Amazon Web Services, the cloud computing arm of the e-commerce giant, recently launched an ML service for automated text and data extraction. The service, known as Textract, is fully cloud-hosted and managed by AWS, and allows users to parse various forms of data easily.
The service is said to be more than just an optical character recognition algorithm, as it can parse data tables, whole pages, forms, scans, PDFs, photos and more. Moreover, it also identifies fields and tables, so as to contextualize the data and allow for the collection of cleaner datasets with deeper insights.
The company states that it can process millions of document pages “accurately” in just a few hours. All the data is exported to a JSON format, and can integrate easily with other ML-based AWS services. What sets this product apart is that there is no need to maintain any code or template, and that there is no ML experience required to operate or manage the product.

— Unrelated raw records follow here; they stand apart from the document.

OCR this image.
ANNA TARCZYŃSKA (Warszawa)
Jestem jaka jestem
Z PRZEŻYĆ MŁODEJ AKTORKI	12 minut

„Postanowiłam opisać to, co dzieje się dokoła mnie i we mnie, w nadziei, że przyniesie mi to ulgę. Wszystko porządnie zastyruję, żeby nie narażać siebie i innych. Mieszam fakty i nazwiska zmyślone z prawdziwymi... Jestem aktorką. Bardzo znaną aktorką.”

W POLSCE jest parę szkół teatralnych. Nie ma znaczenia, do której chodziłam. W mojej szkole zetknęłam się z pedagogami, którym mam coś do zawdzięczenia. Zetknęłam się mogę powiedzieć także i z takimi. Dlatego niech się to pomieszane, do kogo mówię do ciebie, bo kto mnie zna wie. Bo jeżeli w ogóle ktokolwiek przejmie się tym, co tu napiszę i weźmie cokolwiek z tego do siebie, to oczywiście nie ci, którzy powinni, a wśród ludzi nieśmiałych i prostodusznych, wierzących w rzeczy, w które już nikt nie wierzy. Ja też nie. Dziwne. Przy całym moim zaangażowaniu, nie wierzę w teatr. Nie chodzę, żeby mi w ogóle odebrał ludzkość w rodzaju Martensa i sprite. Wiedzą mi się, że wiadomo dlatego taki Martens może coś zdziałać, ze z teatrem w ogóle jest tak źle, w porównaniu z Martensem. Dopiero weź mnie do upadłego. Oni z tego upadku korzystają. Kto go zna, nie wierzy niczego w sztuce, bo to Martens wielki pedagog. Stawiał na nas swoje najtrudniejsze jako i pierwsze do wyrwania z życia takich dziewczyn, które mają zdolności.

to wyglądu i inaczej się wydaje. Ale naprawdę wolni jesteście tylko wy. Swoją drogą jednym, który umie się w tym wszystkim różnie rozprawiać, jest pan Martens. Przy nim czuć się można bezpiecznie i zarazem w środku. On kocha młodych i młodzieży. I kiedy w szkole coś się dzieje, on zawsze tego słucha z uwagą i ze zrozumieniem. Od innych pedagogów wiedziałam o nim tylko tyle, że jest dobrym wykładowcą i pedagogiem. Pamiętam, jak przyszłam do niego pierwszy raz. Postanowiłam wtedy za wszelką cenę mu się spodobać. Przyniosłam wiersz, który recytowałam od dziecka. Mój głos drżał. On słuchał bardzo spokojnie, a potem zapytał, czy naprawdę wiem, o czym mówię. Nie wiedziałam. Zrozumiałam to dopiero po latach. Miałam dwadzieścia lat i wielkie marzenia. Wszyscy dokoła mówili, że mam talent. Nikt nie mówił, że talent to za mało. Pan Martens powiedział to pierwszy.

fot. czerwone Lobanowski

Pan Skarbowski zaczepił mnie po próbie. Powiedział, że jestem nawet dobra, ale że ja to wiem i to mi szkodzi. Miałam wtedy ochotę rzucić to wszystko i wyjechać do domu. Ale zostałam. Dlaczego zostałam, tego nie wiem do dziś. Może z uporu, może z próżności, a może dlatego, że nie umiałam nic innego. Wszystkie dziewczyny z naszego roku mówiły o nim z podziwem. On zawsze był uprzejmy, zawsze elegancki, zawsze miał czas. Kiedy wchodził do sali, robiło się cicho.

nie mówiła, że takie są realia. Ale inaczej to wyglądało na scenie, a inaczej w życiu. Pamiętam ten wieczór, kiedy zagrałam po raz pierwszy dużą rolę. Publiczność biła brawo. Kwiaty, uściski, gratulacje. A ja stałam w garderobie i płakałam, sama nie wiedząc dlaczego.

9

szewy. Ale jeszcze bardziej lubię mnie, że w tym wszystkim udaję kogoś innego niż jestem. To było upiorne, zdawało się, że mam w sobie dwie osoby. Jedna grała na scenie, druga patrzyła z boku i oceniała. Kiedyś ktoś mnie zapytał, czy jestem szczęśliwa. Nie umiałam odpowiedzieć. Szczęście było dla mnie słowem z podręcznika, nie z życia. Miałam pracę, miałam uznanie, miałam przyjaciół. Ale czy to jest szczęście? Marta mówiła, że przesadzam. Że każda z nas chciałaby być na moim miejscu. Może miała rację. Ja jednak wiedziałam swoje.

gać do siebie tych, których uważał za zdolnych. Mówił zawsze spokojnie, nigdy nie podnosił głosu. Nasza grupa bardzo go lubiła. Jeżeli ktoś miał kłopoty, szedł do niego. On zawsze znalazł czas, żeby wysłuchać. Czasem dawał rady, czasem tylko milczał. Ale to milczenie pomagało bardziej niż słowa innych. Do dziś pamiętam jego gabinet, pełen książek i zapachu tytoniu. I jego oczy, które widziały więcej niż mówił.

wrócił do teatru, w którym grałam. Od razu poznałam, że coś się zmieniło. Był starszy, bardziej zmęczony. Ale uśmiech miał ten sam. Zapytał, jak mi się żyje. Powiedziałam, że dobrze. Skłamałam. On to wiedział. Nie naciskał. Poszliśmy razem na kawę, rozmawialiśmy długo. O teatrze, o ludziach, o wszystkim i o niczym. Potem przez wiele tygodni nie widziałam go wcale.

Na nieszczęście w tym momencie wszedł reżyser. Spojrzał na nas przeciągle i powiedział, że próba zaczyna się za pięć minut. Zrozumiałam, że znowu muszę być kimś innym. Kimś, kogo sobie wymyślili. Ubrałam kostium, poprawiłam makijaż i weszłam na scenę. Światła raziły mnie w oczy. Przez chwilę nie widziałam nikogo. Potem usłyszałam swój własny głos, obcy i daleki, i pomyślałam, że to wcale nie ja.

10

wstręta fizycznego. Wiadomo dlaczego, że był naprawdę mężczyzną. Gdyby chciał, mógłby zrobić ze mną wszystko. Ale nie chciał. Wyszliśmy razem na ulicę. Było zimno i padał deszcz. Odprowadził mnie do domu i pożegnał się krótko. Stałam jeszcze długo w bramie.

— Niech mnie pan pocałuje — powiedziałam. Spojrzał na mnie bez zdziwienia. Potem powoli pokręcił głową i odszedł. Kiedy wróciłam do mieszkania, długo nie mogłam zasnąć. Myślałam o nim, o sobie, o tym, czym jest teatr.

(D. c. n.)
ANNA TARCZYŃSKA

Amazon states that they have trained Textract on “tens of millions of documents from virtually every industry”, making it suitable for use in any scenario. It can “automatically detect a document’s layout”, preserving the key elements in the page and perform optimal data collection by understanding the relationships between the data.
Amazon is billing it as a lower-cost alternative to manual data entry, with an ease-of-use benefits. Moreover, as with every cloud computing service, it is provided on a pay-as-you-go basis, with accessible APIs. Swami Sivasubramanian, Vice President, Amazon Machine Learning, stated:
“Amazon Textract makes it possible for customers to gain real meaning from their file collections, operate more efficiently, improve security compliance, automate data entry, and facilitate faster business decisions.”
Currently, the service is available in US East (Ohio), US East (N. Virginia), US West (Oregon), EU (Ireland), with Amazon stating that further expansion will happen within the year.
Many prominent companies have already begun using the service, such as The Globe and Mail, a Canadian media outlet, Met Office, the UK’s national weather service and PriceWaterhouseCoopers, one of the world’s biggest accounting firms. The rise of accessible data entry ML models might be the beginning of the end for low-level jobs such as data entry.